Most aerobatic figures are composites of these basic maneuvers with rolls superimposed.

A loop is when the pilot pulls the plane up into the vertical, continues around until they are heading back in the same direction, like making a 360 degree turn, except it is in the vertical plane instead of the horizontal. The pilot will be inverted (upside down) at the top of the loop. A loop can also be performed by rolling inverted and making the same maneuver but diving towards the ground. It can be visualized as making a loop of ribbon, hence the name it is given (there is an animation depicting a loop on the bottom of this page).

A roll is simply rotating the plane about its roll axis, using the ailerons. It can be done in increments of 360 degrees (i.e. four short 90 degree rolls will bring the aircraft back to its upright position).

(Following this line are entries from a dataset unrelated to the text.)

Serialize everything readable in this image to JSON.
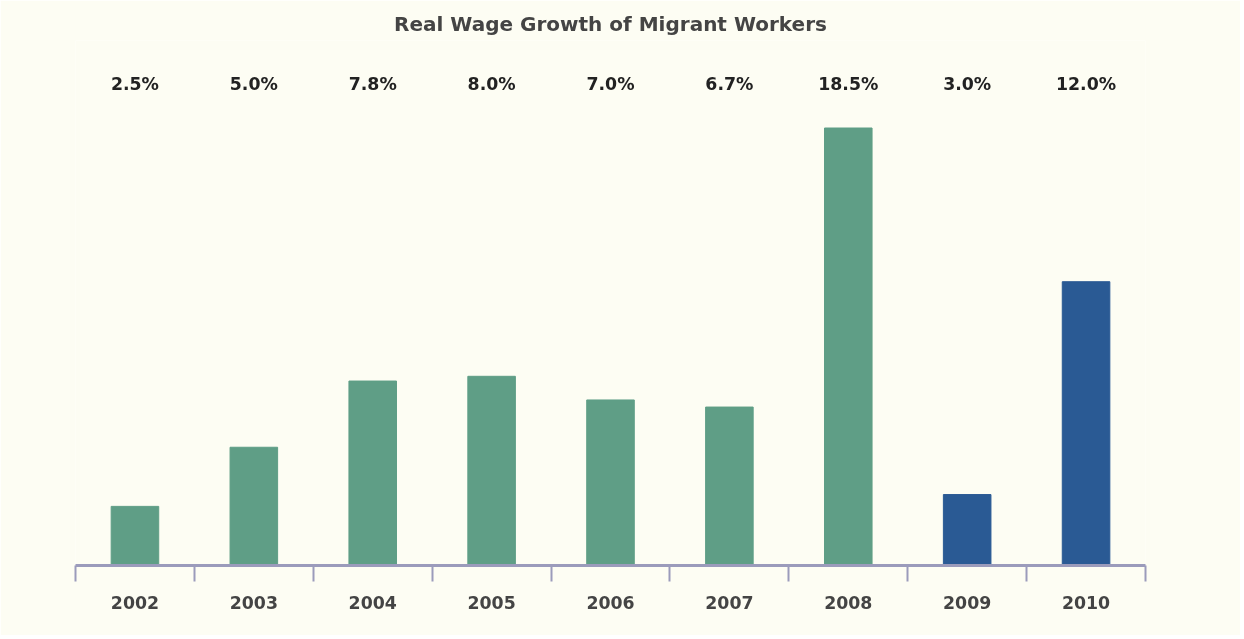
{
  "chart_data": {
    "type": "bar",
    "title": "Real Wage Growth of Migrant Workers",
    "categories": [
      "2002",
      "2003",
      "2004",
      "2005",
      "2006",
      "2007",
      "2008",
      "2009",
      "2010"
    ],
    "values": [
      2.5,
      5.0,
      7.8,
      8.0,
      7.0,
      6.7,
      18.5,
      3.0,
      12.0
    ],
    "colors": [
      "#5f9e86",
      "#5f9e86",
      "#5f9e86",
      "#5f9e86",
      "#5f9e86",
      "#5f9e86",
      "#5f9e86",
      "#2a5a94",
      "#2a5a94"
    ],
    "value_labels": [
      "2.5%",
      "5.0%",
      "7.8%",
      "8.0%",
      "7.0%",
      "6.7%",
      "18.5%",
      "3.0%",
      "12.0%"
    ],
    "data_labels": true
  }
}
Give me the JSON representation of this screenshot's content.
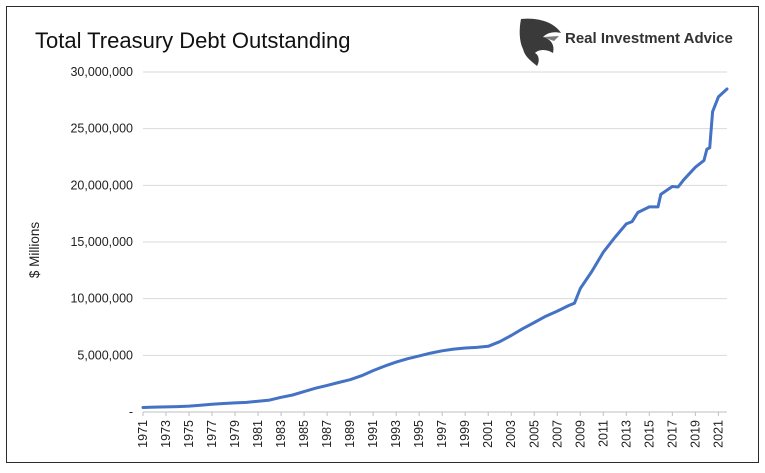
{
  "header": {
    "title": "Total Treasury Debt Outstanding",
    "brand": "Real Investment Advice",
    "logo_icon": "eagle-head-icon"
  },
  "colors": {
    "line": "#4472C4",
    "grid": "#d9d9d9",
    "axis": "#bfbfbf"
  },
  "chart_data": {
    "type": "line",
    "title": "Total Treasury Debt Outstanding",
    "xlabel": "",
    "ylabel": "$ Millions",
    "ylim": [
      0,
      30000000
    ],
    "yticks": [
      0,
      5000000,
      10000000,
      15000000,
      20000000,
      25000000,
      30000000
    ],
    "ytick_labels": [
      "-",
      "5,000,000",
      "10,000,000",
      "15,000,000",
      "20,000,000",
      "25,000,000",
      "30,000,000"
    ],
    "xlim": [
      1971,
      2021.75
    ],
    "xtick_labels": [
      "1971",
      "1973",
      "1975",
      "1977",
      "1979",
      "1981",
      "1983",
      "1985",
      "1987",
      "1989",
      "1991",
      "1993",
      "1995",
      "1997",
      "1999",
      "2001",
      "2003",
      "2005",
      "2007",
      "2009",
      "2011",
      "2013",
      "2015",
      "2017",
      "2019",
      "2021"
    ],
    "grid": true,
    "legend": "none",
    "series": [
      {
        "x": [
          1971,
          1972,
          1973,
          1974,
          1975,
          1976,
          1977,
          1978,
          1979,
          1980,
          1981,
          1982,
          1983,
          1984,
          1985,
          1986,
          1987,
          1988,
          1989,
          1990,
          1991,
          1992,
          1993,
          1994,
          1995,
          1996,
          1997,
          1998,
          1999,
          2000,
          2001,
          2002,
          2003,
          2004,
          2005,
          2006,
          2007,
          2008,
          2008.5,
          2009,
          2010,
          2011,
          2012,
          2013,
          2013.5,
          2014,
          2015,
          2015.75,
          2016,
          2017,
          2017.5,
          2018,
          2019,
          2019.5,
          2019.75,
          2020,
          2020.25,
          2020.5,
          2021,
          2021.75
        ],
        "values": [
          400000,
          430000,
          450000,
          480000,
          520000,
          600000,
          680000,
          750000,
          800000,
          850000,
          950000,
          1050000,
          1300000,
          1500000,
          1800000,
          2100000,
          2350000,
          2600000,
          2850000,
          3200000,
          3650000,
          4050000,
          4400000,
          4700000,
          4950000,
          5200000,
          5400000,
          5550000,
          5650000,
          5700000,
          5800000,
          6200000,
          6750000,
          7350000,
          7900000,
          8450000,
          8900000,
          9400000,
          9600000,
          10900000,
          12400000,
          14100000,
          15400000,
          16600000,
          16800000,
          17600000,
          18100000,
          18100000,
          19200000,
          19900000,
          19850000,
          20500000,
          21600000,
          22000000,
          22200000,
          23200000,
          23300000,
          26500000,
          27800000,
          28500000
        ]
      }
    ]
  }
}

A spin is more complex, involving intentionally stalling a single wing, causing the plane to descend spiraling around its yaw axis in a corkscrew motion.

A hammerhead (also known as a stall turn) is performed by pulling the aircraft up until it is pointing straight up (much like the beginning of a loop), but the pilot continues to fly straight up until their airspeed has dropped to a certain critical point. The pilot then uses the rudder to rotate the aircraft around its yaw axis until it has turned 180deg and is pointing straight down, facing the direction from which the aircraft came. The aircraft gains speed, and the pilot continues and returns to level flight, travelling in the opposite direction from which the maneuver began. It is also known as a "tailslide", from the yawing turn, which is different from the typical method of turning an aircraft in the pitch axis.